By: WOWT 6 News, The Associated Press Email
By: WOWT 6 News, The Associated Press Email

N.P. Dodge Park in Omaha closed Thursday in preparation for potential flooding along the Missouri River. Bellevue will close Haworth Park at 10 a.m. Friday. By Sunday, the river could reach 32 feet in the metro and remain over flood stage for several days.

“The safety of people using N.P. Dodge Park is our first priority," said Omaha Mayor Jean Stothert. Campers were notified to leave the park by Wednesday morning. They were offered campsites at Lake Cunningham or receive refunds. Boat owners were also notified the marina will close so precautions could be taken to protect and stabilize the docks. More than 340 boats are stored at the marina.

Campers at Haworth were notified Thursday and the city will attempt to contact campers registered for the weekend.

Freedom Park in Omaha would also flood again if the Missouri River exceeds flood stage. The park has been closed since the 2011 flood.

DeSoto and Boyer Chute national wildlife refuges north of Omaha will close starting on Saturday. All Papio-Missouri River NRD river access sites in Douglas County are closed. “We are keeping the access sites closed through this upcoming weekend as a public safety issue," said Papio-Missouri River NRD General Manager John Winkler. "These two rivers are running high and boating would be perilous at best. If the rivers return to near-normal conditions we will reopen the sites on Monday, June 23rd."

The closed river access sites include Platte River Landing near Highway 64 and Elkhorn River sites Elkhorn Crossing near 252nd Street and Bennington Road, Graske Crossing at Dodge Street and the NRD’s West Maple Road site.

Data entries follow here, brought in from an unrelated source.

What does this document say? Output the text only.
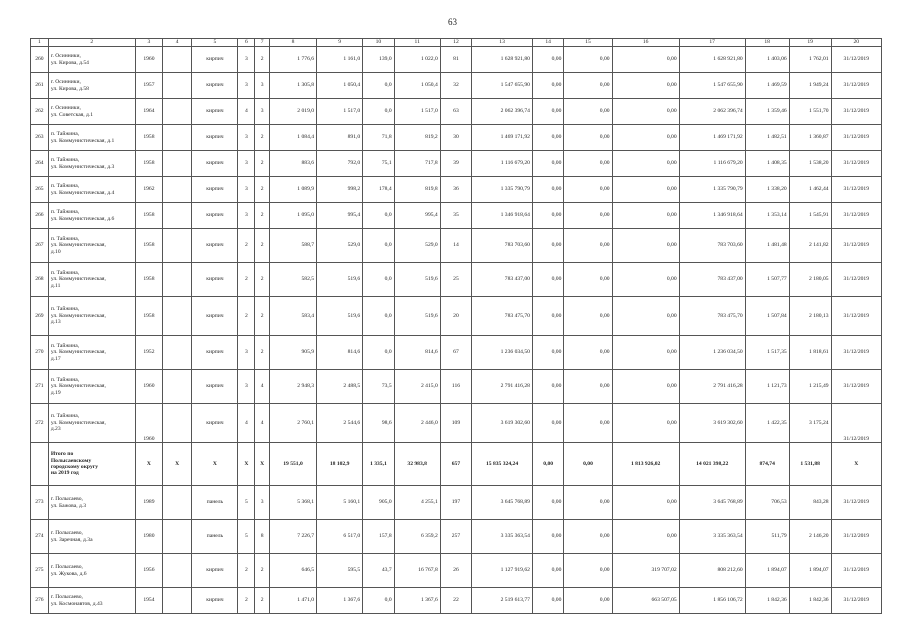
63
1	2	3	4	5	6	7	8	9	10	11	12	13	14	15	16	17	18	19	20
260	г. Осинники,
ул. Кирова, д.54	1960		кирпич	3	2	1 776,6	1 161,0	139,0	1 022,0	81	1 628 921,80	0,00	0,00	0,00	1 628 921,80	1 403,06	1 762,01	31/12/2019
261	г. Осинники,
ул. Кирова, д.58	1957		кирпич	3	3	1 305,8	1 050,4	0,0	1 050,4	32	1 547 655,90	0,00	0,00	0,00	1 547 655,90	1 469,59	1 949,24	31/12/2019
262	г. Осинники,
ул. Советская, д.1	1964		кирпич	4	3	2 019,0	1 517,0	0,0	1 517,0	63	2 062 396,74	0,00	0,00	0,00	2 062 396,74	1 359,46	1 551,70	31/12/2019
263	п. Тайжина,
ул. Коммунистическая, д.1	1958		кирпич	3	2	1 084,4	891,0	71,8	819,2	30	1 469 171,92	0,00	0,00	0,00	1 469 171,92	1 482,51	1 360,87	31/12/2019
264	п. Тайжина,
ул. Коммунистическая, д.3	1958		кирпич	3	2	883,6	792,0	75,1	717,8	39	1 116 679,20	0,00	0,00	0,00	1 116 679,20	1 408,35	1 538,20	31/12/2019
265	п. Тайжина,
ул. Коммунистическая, д.4	1962		кирпич	3	2	1 089,9	998,2	178,4	819,8	36	1 335 790,79	0,00	0,00	0,00	1 335 790,79	1 338,20	1 462,44	31/12/2019
266	п. Тайжина,
ул. Коммунистическая, д.6	1958		кирпич	3	2	1 095,0	995,4	0,0	995,4	35	1 346 918,64	0,00	0,00	0,00	1 346 918,64	1 353,14	1 545,91	31/12/2019
267	п. Тайжина,
ул. Коммунистическая,
д.10	1958		кирпич	2	2	588,7	529,0	0,0	529,0	14	783 703,60	0,00	0,00	0,00	783 703,60	1 481,48	2 141,82	31/12/2019
268	п. Тайжина,
ул. Коммунистическая,
д.11	1958		кирпич	2	2	582,5	519,6	0,0	519,6	25	783 437,00	0,00	0,00	0,00	783 437,00	1 507,77	2 180,05	31/12/2019
269	п. Тайжина,
ул. Коммунистическая,
д.13	1958		кирпич	2	2	583,4	519,6	0,0	519,6	20	783 475,70	0,00	0,00	0,00	783 475,70	1 507,84	2 180,13	31/12/2019
270	п. Тайжина,
ул. Коммунистическая,
д.17	1952		кирпич	3	2	905,9	814,6	0,0	814,6	67	1 236 034,50	0,00	0,00	0,00	1 236 034,50	1 517,35	1 818,61	31/12/2019
271	п. Тайжина,
ул. Коммунистическая,
д.19	1960		кирпич	3	4	2 948,3	2 488,5	73,5	2 415,0	116	2 791 416,28	0,00	0,00	0,00	2 791 416,28	1 121,73	1 215,49	31/12/2019
272	п. Тайжина,
ул. Коммунистическая,
д.23	1960		кирпич	4	4	2 760,1	2 544,6	98,6	2 446,0	109	3 619 302,60	0,00	0,00	0,00	3 619 302,60	1 422,35	3 175,24	31/12/2019
	Итого по
Полысаевскому
городскому округу
на 2019 год	X	X	X	X	X	19 551,0	18 102,9	1 335,1	32 983,8	657	15 835 324,24	0,00	0,00	1 813 926,02	14 021 398,22	874,74	1 531,88	X
273	г. Полысаево,
ул. Бажова, д.3	1989		панель	5	3	5 368,1	5 160,1	905,0	4 255,1	197	3 645 768,89	0,00	0,00	0,00	3 645 768,89	706,53	843,28	31/12/2019
274	г. Полысаево,
ул. Заречная, д.3а	1980		панель	5	8	7 226,7	6 517,0	157,8	6 359,2	257	3 335 363,54	0,00	0,00	0,00	3 335 363,54	511,79	2 146,20	31/12/2019
275	г. Полысаево,
ул. Жукова, д.6	1956		кирпич	2	2	646,5	595,5	43,7	16 767,8	26	1 127 919,62	0,00	0,00	319 707,02	808 212,60	1 894,07	1 894,07	31/12/2019
276	г. Полысаево,
ул. Космонавтов, д.43	1954		кирпич	2	2	1 471,0	1 367,6	0,0	1 367,6	22	2 519 613,77	0,00	0,00	663 507,05	1 856 106,72	1 842,36	1 842,36	31/12/2019
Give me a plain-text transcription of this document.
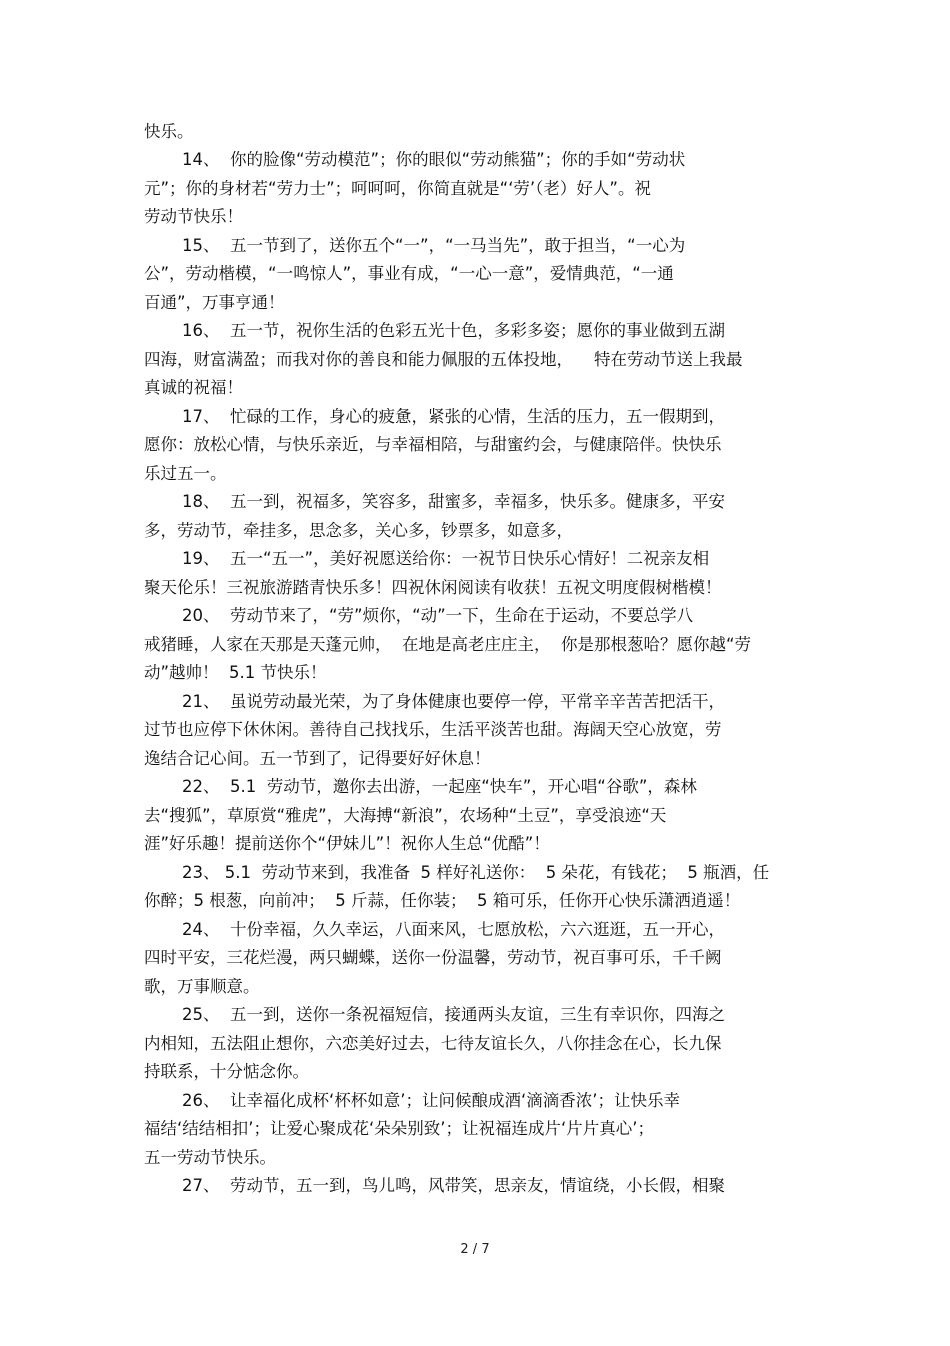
快乐。
14、  你的脸像“劳动模范”；你的眼似“劳动熊猫”；你的手如“劳动状
元”；你的身材若“劳力士”；呵呵呵，你简直就是“‘劳’（老）好人”。祝
劳动节快乐！
15、  五一节到了，送你五个“一”，“一马当先”，敢于担当，“一心为
公”，劳动楷模，“一鸣惊人”，事业有成，“一心一意”，爱情典范，“一通
百通”，万事亨通！
16、  五一节，祝你生活的色彩五光十色，多彩多姿；愿你的事业做到五湖
四海，财富满盈；而我对你的善良和能力佩服的五体投地，    特在劳动节送上我最
真诚的祝福！
17、  忙碌的工作，身心的疲惫，紧张的心情，生活的压力，五一假期到，
愿你：放松心情，与快乐亲近，与幸福相陪，与甜蜜约会，与健康陪伴。快快乐
乐过五一。
18、  五一到，祝福多，笑容多，甜蜜多，幸福多，快乐多。健康多，平安
多，劳动节，牵挂多，思念多，关心多，钞票多，如意多，
19、  五一“五一”，美好祝愿送给你：一祝节日快乐心情好！二祝亲友相
聚天伦乐！三祝旅游踏青快乐多！四祝休闲阅读有收获！五祝文明度假树楷模！
20、  劳动节来了，“劳”烦你，“动”一下，生命在于运动，不要总学八
戒猪睡，人家在天那是天蓬元帅，  在地是高老庄庄主，  你是那根葱哈？愿你越“劳
动”越帅！  5.1 节快乐！
21、  虽说劳动最光荣，为了身体健康也要停一停，平常辛辛苦苦把活干，
过节也应停下休休闲。善待自己找找乐，生活平淡苦也甜。海阔天空心放宽，劳
逸结合记心间。五一节到了，记得要好好休息！
22、  5.1  劳动节，邀你去出游，一起座“快车”，开心唱“谷歌”，森林
去“搜狐”，草原赏“雅虎”，大海搏“新浪”，农场种“土豆”，享受浪迹“天
涯”好乐趣！提前送你个“伊妹儿”！祝你人生总“优酷”！
23、 5.1  劳动节来到，我准备  5 样好礼送你：  5 朵花，有钱花；  5 瓶酒，任
你醉；5 根葱，向前冲；  5 斤蒜，任你装；  5 箱可乐，任你开心快乐潇洒逍遥！
24、  十份幸福，久久幸运，八面来风，七愿放松，六六逛逛，五一开心，
四时平安，三花烂漫，两只蝴蝶，送你一份温馨，劳动节，祝百事可乐，千千阙
歌，万事顺意。
25、  五一到，送你一条祝福短信，接通两头友谊，三生有幸识你，四海之
内相知，五法阻止想你，六恋美好过去，七待友谊长久，八你挂念在心，长九保
持联系，十分惦念你。
26、  让幸福化成杯‘杯杯如意’；让问候酿成酒‘滴滴香浓’；让快乐幸
福结‘结结相扣’；让爱心聚成花‘朵朵别致’；让祝福连成片‘片片真心’；
五一劳动节快乐。
27、  劳动节，五一到，鸟儿鸣，风带笑，思亲友，情谊绕，小长假，相聚
2 / 7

The Omaha Public Works Department is also taking precautions at the Missouri River Wastewater Treatment Plant south of Veteran’s Memorial Bridge. Public Works Director Bob Stubbe said a four-to-five-foot berm will be built south of the administration building to provide protection to the plant area not currently protected by the levee.

Cities in Nebraska, Iowa and South Dakota are fighting a surging Big Sioux River after heavy rain this week pushed the waterway to record levels in some locations. The river, which converges with the Missouri River near Sioux City, runs more than 400 miles across eastern South Dakota and western Iowa.

In Akron, Iowa, a levee breached early Wednesday causing minor business district flooding, but a temporary patch is holding. In Sioux City and North Sioux City, South Dakota, officials are building temporary levees including one at an Interstate 29 exit where the interstate will serve as a levee. Interstate 29 from McCook Lake to Vermillion in southeast South Dakota is closed.

The river is expected to crest at 109 feet in Sioux City Friday morning, about a foot above the record set in 1969.